Dar força aos ecossistemas de água doce
O segundo prémio foi atribuído a Joana Nogueira, investigadora no Centro de Investigação em Biodiversidade e Recursos Genéticos (CIBIO/InBio), por ter contribuído para a priorização da conservação dos ecossistemas de água doce.
Joana Nogueira combinou dados de campo, bases de dados de espécies, técnicas de DNA ambiental e a análise de interações ecológicas entre diferentes grupos taxonómicos, para identificar novas formas de definir prioridades de conservação para os ecossistemas de água doce.
“Com este planeamento procurou melhorar a conservação deste tipo de ecossistemas, sub-representado nas áreas protegidas europeias e apoiar a sua expansão”, acrescentou a SPECO.
Joana Nogueira concluiu que “muitas áreas actualmente consideradas prioritárias podem ter perdido uma parte do seu valor de conservação devido à utilização de dados desatualizados e à falta de uma monitorização regular”.
O estudo mostrou ainda que a integração de interacções entre espécies – como a relação entre mexilhões de água doce e os peixes de que dependem para completarem o seu ciclo de vida – permite seleccionar áreas com maior representatividade ecológica.
A SPECO considerou que a junção de métodos convencionais com DNA ambiental tem um grande potencial para apoiar a conservação de várias espécies em regiões com menor capacidade de monitorização.
Melhorar a monitorização da megafauna marinha
Miguel Gandra, investigador no Instituto de Investigação em Ciências do Mar (Okeanos), recebeu o terceiro prémio por ter demonstrado o potencial da combinação de tecnologias avançadas e ferramentas analíticas inovadoras de monitorização in-situ para a conservação da megafauna marinha.

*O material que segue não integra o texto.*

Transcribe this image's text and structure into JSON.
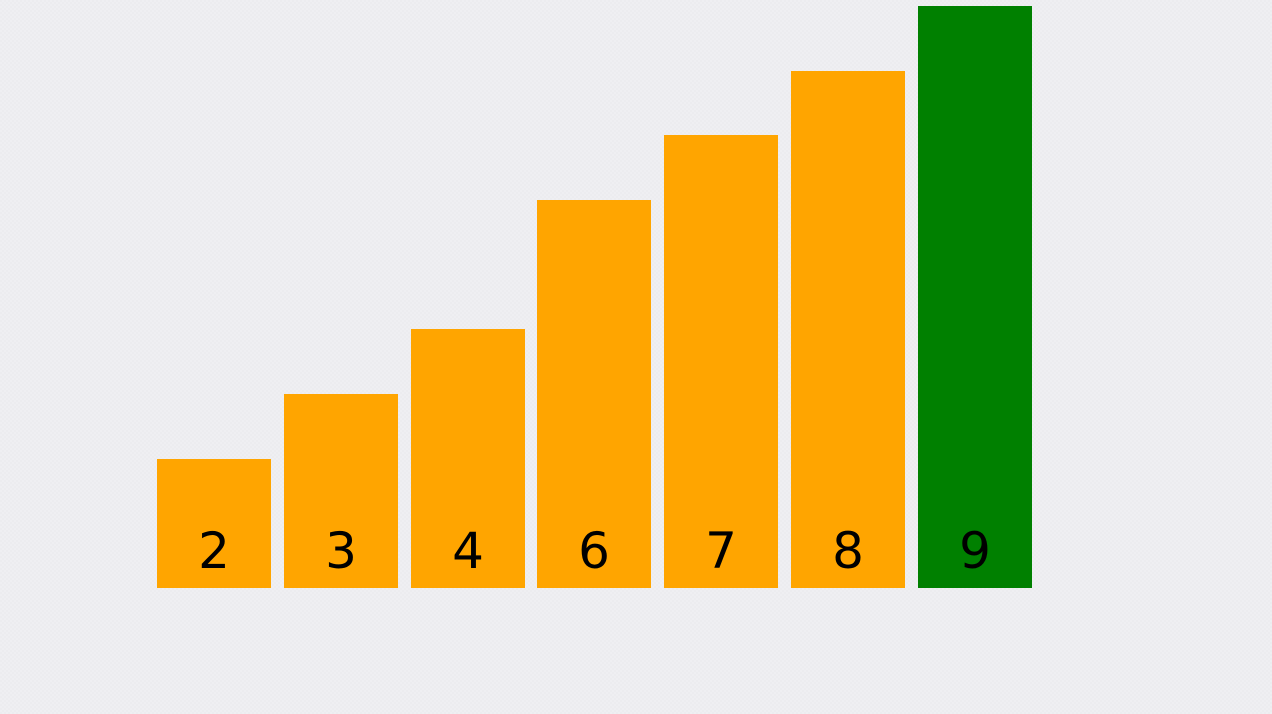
{
  "chart_data": {
    "type": "bar",
    "title": "",
    "xlabel": "",
    "ylabel": "",
    "categories": [
      "2",
      "3",
      "4",
      "6",
      "7",
      "8",
      "9"
    ],
    "values": [
      2,
      3,
      4,
      6,
      7,
      8,
      9
    ],
    "ylim": [
      0,
      9
    ],
    "grid": false,
    "legend": "none",
    "highlighted_index": 6,
    "colors": {
      "bar": "#FFA500",
      "highlight": "#008000",
      "label": "#000000"
    }
  }
}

Este investigador tentou compreender como é que a megafauna marinha utiliza o oceano e de que forma esta informação pode ser útil na conservação destas espécies.

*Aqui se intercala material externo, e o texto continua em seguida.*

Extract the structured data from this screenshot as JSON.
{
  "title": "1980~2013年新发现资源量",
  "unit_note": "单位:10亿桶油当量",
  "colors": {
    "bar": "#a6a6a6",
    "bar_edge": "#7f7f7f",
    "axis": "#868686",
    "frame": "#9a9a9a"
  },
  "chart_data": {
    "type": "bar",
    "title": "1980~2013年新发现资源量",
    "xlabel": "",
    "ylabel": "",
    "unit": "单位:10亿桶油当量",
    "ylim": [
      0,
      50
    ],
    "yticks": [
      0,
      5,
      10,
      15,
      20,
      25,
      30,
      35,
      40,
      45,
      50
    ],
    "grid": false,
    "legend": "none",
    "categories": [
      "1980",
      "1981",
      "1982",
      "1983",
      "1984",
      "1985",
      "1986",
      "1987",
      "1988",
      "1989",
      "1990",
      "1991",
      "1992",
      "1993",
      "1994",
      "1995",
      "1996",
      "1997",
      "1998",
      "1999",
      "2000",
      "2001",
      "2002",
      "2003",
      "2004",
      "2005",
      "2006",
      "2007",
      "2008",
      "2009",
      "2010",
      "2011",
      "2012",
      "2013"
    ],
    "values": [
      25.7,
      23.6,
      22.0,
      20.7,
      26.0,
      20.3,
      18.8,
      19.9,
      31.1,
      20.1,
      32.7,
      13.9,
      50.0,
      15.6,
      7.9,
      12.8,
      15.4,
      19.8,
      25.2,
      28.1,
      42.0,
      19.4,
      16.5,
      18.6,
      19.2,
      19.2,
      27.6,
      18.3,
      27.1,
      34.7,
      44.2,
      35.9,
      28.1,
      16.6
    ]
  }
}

Para isso recorreu a tecnologias avançadas de biotelemetria e biologging e a modelos estatísticos e algoritmos de aprendizagem automática.
Miguel Gandra conseguiu assim analisar os movimentos, o comportamento e a utilização do habitat de quatro espécies com elevado interesse económico: a corvina (Argyrosomus regius), dois tubarões de profundidade (Dalatias licha e Hexanchus griseus), e o tubarão-baleia (Rhincodon typus).

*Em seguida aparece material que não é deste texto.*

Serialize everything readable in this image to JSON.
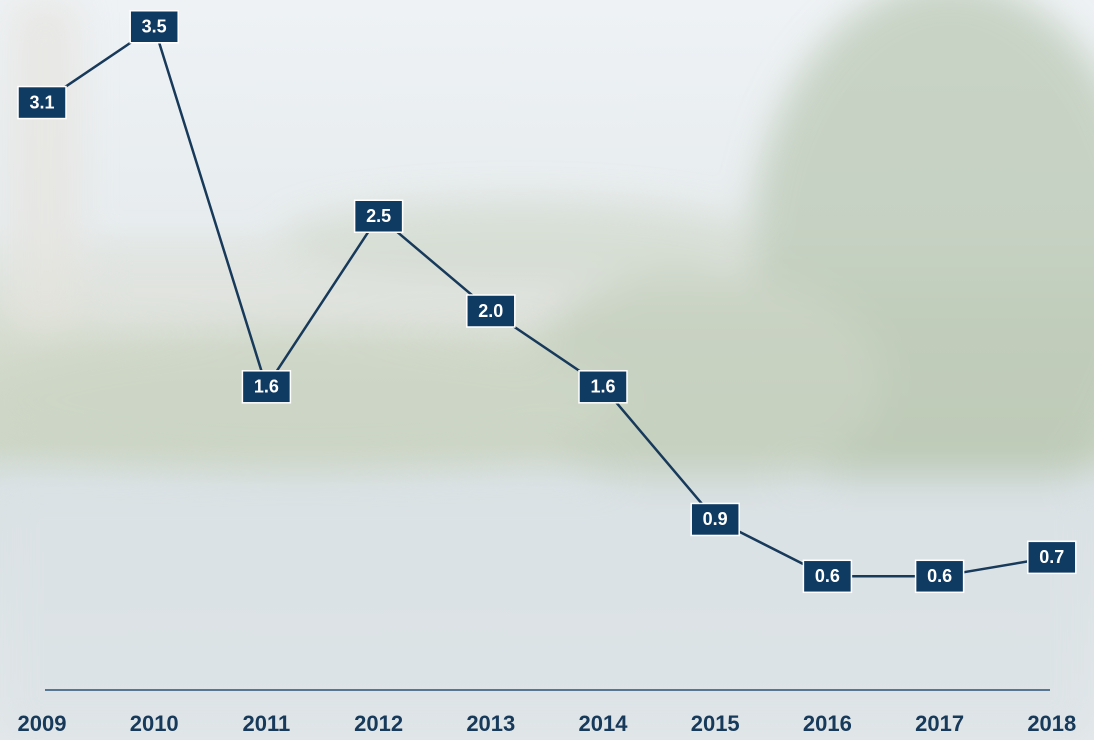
{
  "chart_data": {
    "type": "line",
    "categories": [
      "2009",
      "2010",
      "2011",
      "2012",
      "2013",
      "2014",
      "2015",
      "2016",
      "2017",
      "2018"
    ],
    "values": [
      3.1,
      3.5,
      1.6,
      2.5,
      2.0,
      1.6,
      0.9,
      0.6,
      0.6,
      0.7
    ],
    "value_labels": [
      "3.1",
      "3.5",
      "1.6",
      "2.5",
      "2.0",
      "1.6",
      "0.9",
      "0.6",
      "0.6",
      "0.7"
    ],
    "color": "#17395a"
  }
}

Com base em mais de duas décadas de dados recolhidos na Península Ibérica e nos Açores, a investigação identificou corredores migratórios, áreas críticas de agregação e padrões de fidelidade ao habitat até então desconhecidos.
“Estes dados revelaram comportamentos de alimentação e movimentos verticais, com implicações directas para a gestão e conservação destas espécies.”
A tese incluiu ainda o desenvolvimento de um pacote de código aberto para análise de dados de telemetria acústica, facilitando a utilização destas tecnologias pela comunidade científica.
Os prémios atribuídos, no valor de 3000, 2000 e 1000 euros, serão atribuídos, respectivamente, ao primeiro, segundo e terceiro classificados.
O prémio recebeu 11 candidaturas elegíveis de doutorados com teses defendidas nas Universidades dos Açores, Algarve, Évora, Lisboa e Porto.
O júri foi constituído por Maria Amélia Martins-Loução, presidente da SPECO (Sociedade Portuguesa de Ecologia); João Gonçalves, administrador da Fundação Amadeu Dias; Joaquin Hortal, investigador colaborador do cE3c, do Museu Nacional de Ciencias Naturales (CSIC); Jorge Gonçalves, professor convidado da Universidade do Algarve, investigador sénior e membro da direcção do CCMAR (Centro de Ciências do Mar); Helena Freitas, professora catedrática da Universidade de Coimbra e coordenadora do CFE (Centro de Ecologia Funcional); Myriam Lopes, professora associada da Universidade de Aveiro, e investigadora no CESAM (Centro de Estudos Ambientais e Marinhos); e Ricardo Melo, professor associado da Faculdade de Ciências da Universidade de Lisboa e investigador no MARE (Centro de Ciências do Mar e do Ambiente).
A SPECO é uma sociedade científica, constituída em Dezembro de 1995 para promover o conhecimento da Ecologia e ajudar a desenvolver e implementar soluções ecologicamente adequadas para os problemas ambientais do país.